Scientists from UCL have created light-activated antimicrobial surfaces that could help fight the spread of hospital-acquired infections (HAIs). Professor Ivan Parkin (UCL Chemistry) and Professor Mike Wilson (UCL Eastman Dental Institute) have modified silicone with tiny amounts of commonly used dyes.

beds in a hospital ward

The role of contaminated surfaces in the transmission of HAIs is an area of great scientific interest – particularly in the light of much publicised cases of infection due to methicillin-resistant Staphylococcus aureus (MRSA) and Clostridium difficile in UK hospitals.

Silicone – a polymer made from silicon, carbon, hydrogen, oxygen, and sometimes other chemical elements – is used in medical equipment such as catheters, but bacteria can colonise its surface and infections associated with catheter use are common.

Professor Parkin and Professor Wilson, working with colleagues in the UK and Spain, have developed a groundbreaking way to modify silicone so that it kills bacteria when exposed to light from a laser or from ordinary fluorescent lamps.

The process involves dipping the silicone in a solution where it bonds with organic dyes, then washing and drying it.

After a few minutes' exposure to light from a low power laser, the number of live bacteria on the surface of the silicone dramatically decreases.

When exposed to light the dyes generate highly reactive molecules - and it is these that are toxic to the bacteria.

Previous methods used to kill bacteria on the surface of catheters include using silver coatings – an expensive method – or flushing the catheters with antibiotics.
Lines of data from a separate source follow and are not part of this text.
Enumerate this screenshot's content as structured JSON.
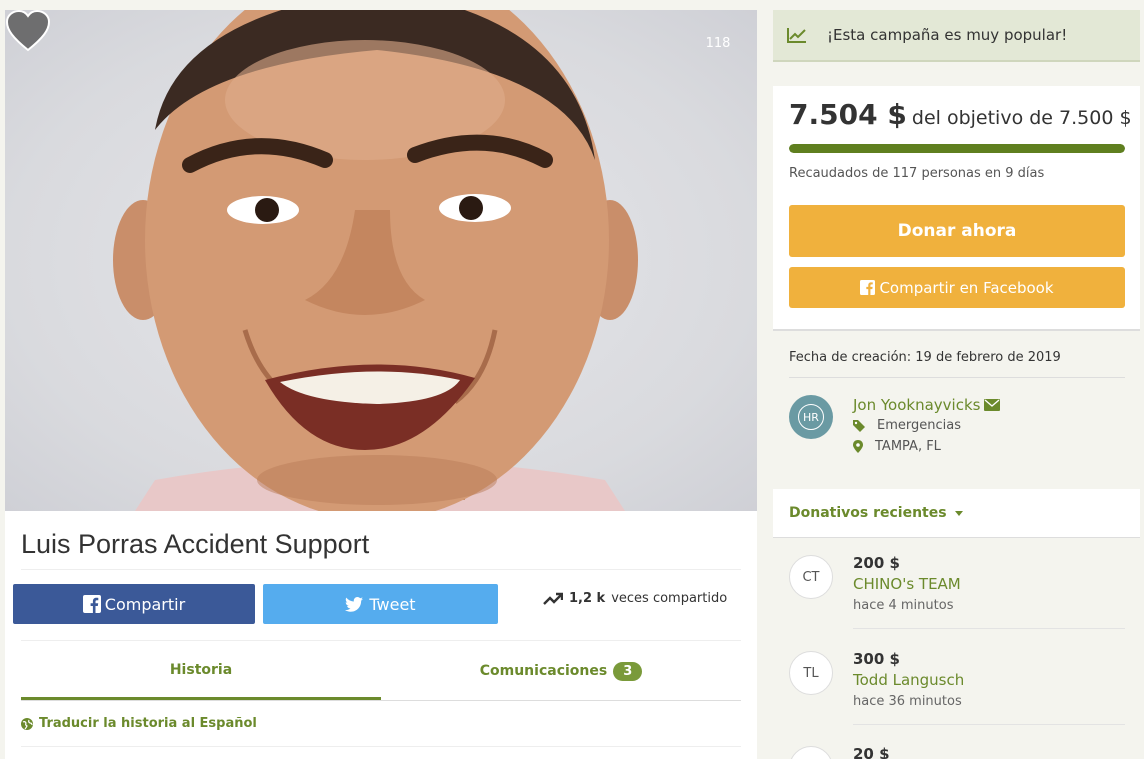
{
  "campaign": {
    "title": "Luis Porras Accident Support",
    "hearts": "118"
  },
  "share": {
    "facebook_label": "Compartir",
    "tweet_label": "Tweet",
    "shared_count": "1,2 k",
    "shared_label": "veces compartido"
  },
  "tabs": {
    "history": "Historia",
    "updates": "Comunicaciones",
    "updates_count": "3",
    "translate": "Traducir la historia al Español"
  },
  "popular": {
    "text": "¡Esta campaña es muy popular!"
  },
  "funding": {
    "raised": "7.504 $",
    "goal": "del objetivo de 7.500 $",
    "progress_fraction": 1.0,
    "meta": "Recaudados de 117 personas en 9 días",
    "donate_label": "Donar ahora",
    "share_fb_label": "Compartir en Facebook"
  },
  "details": {
    "created": "Fecha de creación: 19 de febrero de 2019",
    "organizer_initials": "HR",
    "organizer_name": "Jon Yooknayvicks",
    "category": "Emergencias",
    "location": "TAMPA, FL"
  },
  "donations": {
    "heading": "Donativos recientes",
    "items": [
      {
        "initials": "CT",
        "amount": "200 $",
        "name": "CHINO's TEAM",
        "time": "hace 4 minutos"
      },
      {
        "initials": "TL",
        "amount": "300 $",
        "name": "Todd Langusch",
        "time": "hace 36 minutos"
      },
      {
        "initials": "",
        "amount": "20 $",
        "name": "",
        "time": ""
      }
    ]
  },
  "colors": {
    "accent_green": "#6b8a2c",
    "progress_green": "#5f7f1f",
    "donate_orange": "#f0b13d",
    "facebook_blue": "#3b5998",
    "twitter_blue": "#55acee"
  }
}
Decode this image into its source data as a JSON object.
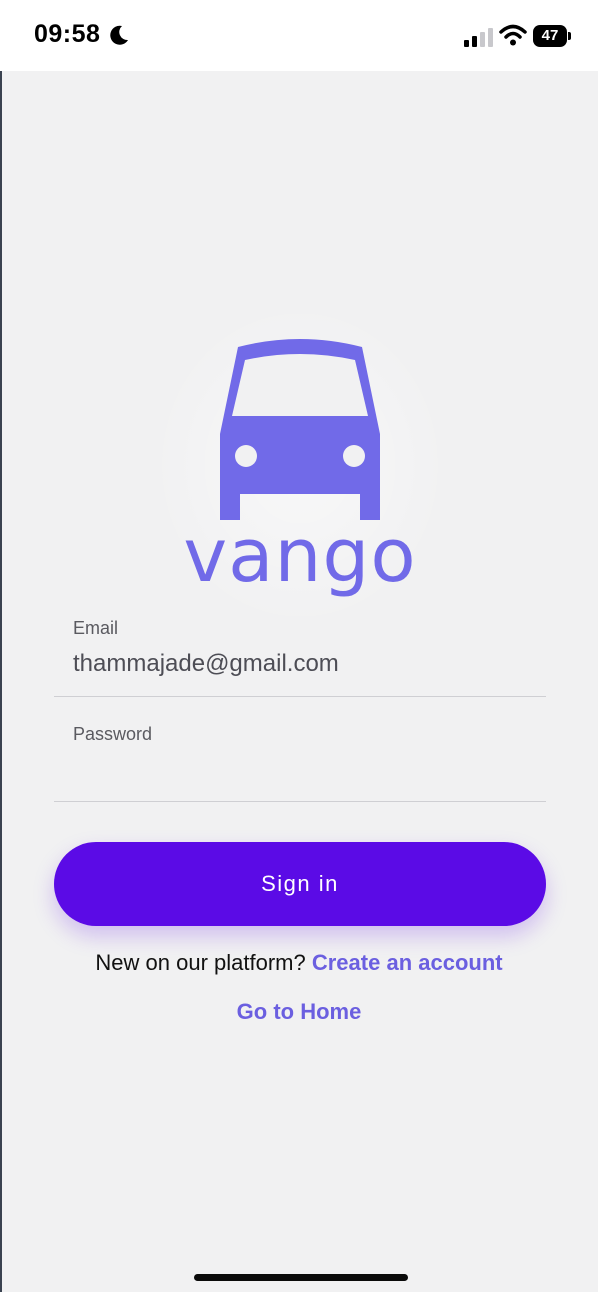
{
  "status_bar": {
    "time": "09:58",
    "battery": "47"
  },
  "logo": {
    "wordmark": "vango",
    "color": "#716ae8"
  },
  "form": {
    "email_label": "Email",
    "email_value": "thammajade@gmail.com",
    "password_label": "Password",
    "password_value": ""
  },
  "actions": {
    "signin_label": "Sign in",
    "signup_prompt": "New on our platform?",
    "signup_link": "Create an account",
    "home_link": "Go to Home"
  },
  "colors": {
    "primary": "#5b0be6",
    "link": "#6b5fe0",
    "background": "#f1f1f2"
  }
}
However, using antibiotics persistently can make bacteria resistant to the drugs.

Professor Parkin said the antimicrobial surfaces had the potential to be used in a wide range of applications.

He said: “We are focusing our work on making polymers that could be used to reduce hospital-acquired infections – especially those arising from the use of catheters. However, the polymer films are transparent and could be used on a wide range of surfaces from bandages to keyboards and phones to door handles or flushes.”

Professor Wilson added: “Each year there are approximately 100,000 cases of hospital-acquired infection in England resulting in around 5,000 deaths, and the cost to the NHS may be as much as £1 billion a year.

“As many of these infections result from the use of catheters it is essential to develop new antimicrobial materials from which catheters can be fabricated in order to reduce the risk of an infection occurring. These novel light-activated antimicrobial polymers would be ideal for this purpose and have the added advantage that bacteria are very unlikely to develop resistance to them.

“As they are also activated by light from ordinary fluorescent lamps, they could also be used to coat surfaces thereby helping to reduce the number of pathogenic microbes in the hospital environment.”